Collector 中 Describe 和 Collect 方法都是无状态的函数，其中 Describe 暴露全部可能的 Metric 描述列表，在注册（Register）或注销（Unregister）Collector 时会调用 Describe 来获取完整的 Metric 列表，用以检测 Metric 定义的冲突，另外在 github.com/prometheus/client_golang/prometheus/promhttp 下的 Instrument Handler 中，也会通过 Describe 获取 Metric 列表，并检查 label 列表（InstrumentHandler 中只支持 code 和 method 两种自定义 label）；而通过 Collect 可以获取采样数据，然后通过 HTTP 接口暴露给 Prom Server。另外，一些临时性的进程，如批处理任务，可以把数据 push 到 Push Gateway，由 Push Gateway 暴露 pull 接口，此处不赘述。

客户端对数据的收集大多是针对标准数据结构来进行的,如下：

Counter：收集事件次数等单调递增的数据
Gauge：收集当前的状态，可增可减，比如数据库连接数
Histogram：收集随机正态分布数据，比如响应延迟
Summary：收集随机正态分布数据，和 Histogram 是类似的

每种标准数据结构还对应了 Vec 结构，通过 Vec 可以简洁的定义一组相同性质的 Metric，在采集数据的时候传入一组自定义的 Label/Value 获取具体的 Metric（Counter/Gauge/Histogram/Summary），最终都会落实到基本的数据结构上，这里不再赘述。

Counter 和 Gauge

Gauge 和 Counter 基本实现上看是一个进程内共享的浮点数，基于 value 结构实现，而 Counter 和 Gauge 仅仅封装了对这个共享浮点数的各种操作和合法性检查逻辑。

看 Counter 中 Inc 函数的实现

value.Add 中修改共享数据时采用了“无锁”实现，相比“有锁 (Mutex)”实现可以更充分利用多核处理器的并行计算能力，性能相比加 Mutex 的实现会有很大提升。下图是 Go Benchmark 的测试结果，对比了“有锁”（用 defer 或不用 defer 来释放锁）和“无锁”实现在多核场景下对性能的影响。
Histogram

Histogram 实现了 Observer 接口，用来获取客户端状态初始化（重启）到某个时间点的采样点分布，监控数据常需要服从正态分布。
Summary

Summary 是标准数据结构中最复杂的一个，用来收集服从正态分布的采样数据。在 Go 客户端 Summary 结构和 Histogram 一样，都实现了 Observer 接口

这两个比较复杂，使用较少，可以先不研究，使用的时候研究

集成注意事项

Go 客户端为 HTTP 层的集成提供了方便的 API，但使用中需要注意不要使用 github.com/prometheus/client_golang/prometheus 下定义的已经 deprecated 的 Instrument 函数，除了会引入额外（通常不需要）的监控数据，不仅会对程序性能造成不利影响，而且可能存在危险的 race（如计算请求大小时存在 goroutine 并发地访问 Header 逻辑）。

Prometheus Exporter实例

Exporter是基于Prometheus实施的监控系统中重要的组成部分，承担数据指标的采集工作，官方的exporter列表中已经包含了常见的绝大多数的系统指标监控，比如用于机器性能监控的node_exporter, 用于网络设备监控的snmp_exporter等等。这些已有的exporter对于监控来说，仅仅需要很少的配置工作就能提供完善的数据指标采集。

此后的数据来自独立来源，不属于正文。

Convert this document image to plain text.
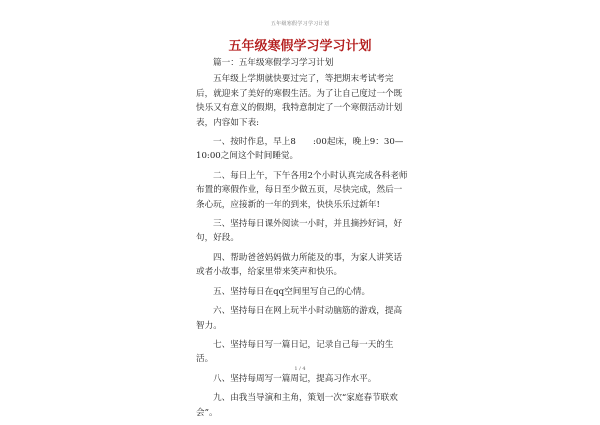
五年级寒假学习学习计划
五年级寒假学习学习计划

篇一：五年级寒假学习学习计划

五年级上学期就快要过完了，等把期末考试考完后，就迎来了美好的寒假生活。为了让自己度过一个既快乐又有意义的假期，我特意制定了一个寒假活动计划表，内容如下表:

一、按时作息，早上8　　:00起床，晚上9：30—10:00之间这个时间睡觉。

二、每日上午，下午各用2个小时认真完成各科老师布置的寒假作业，每日至少做五页，尽快完成，然后一条心玩，应接新的一年的到来，快快乐乐过新年!

三、坚持每日课外阅读一小时，并且摘抄好词，好句，好段。

四、帮助爸爸妈妈做力所能及的事，为家人讲笑话或者小故事，给家里带来笑声和快乐。

五、坚持每日在qq空间里写自己的心情。

六、坚持每日在网上玩半小时动脑筋的游戏，提高智力。

七、坚持每日写一篇日记，记录自己每一天的生活。

八、坚持每周写一篇周记，提高习作水平。

九、由我当导演和主角，策划一次“家庭春节联欢会”。

1 / 4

有时我们需要自己去写一些与业务逻辑比较相关的指标监控，这些指标无法通过常见的exporter获取到。比如我们需要提供对于DNS解析情况的整体监控，了解如何编写exporter对于业务监控很重要，也是完善监控系统需要经历的一个阶段。接下来我们就介绍如何编写exporter, 本篇内容编写的语言为golang, 官方也提供了python, java等其他的语言实现的库，采集方式其实大同小异。编写exporter的方式也是大同小异，就是集成对应的prometheus库，我们使用golang语言，就是集成client_golang。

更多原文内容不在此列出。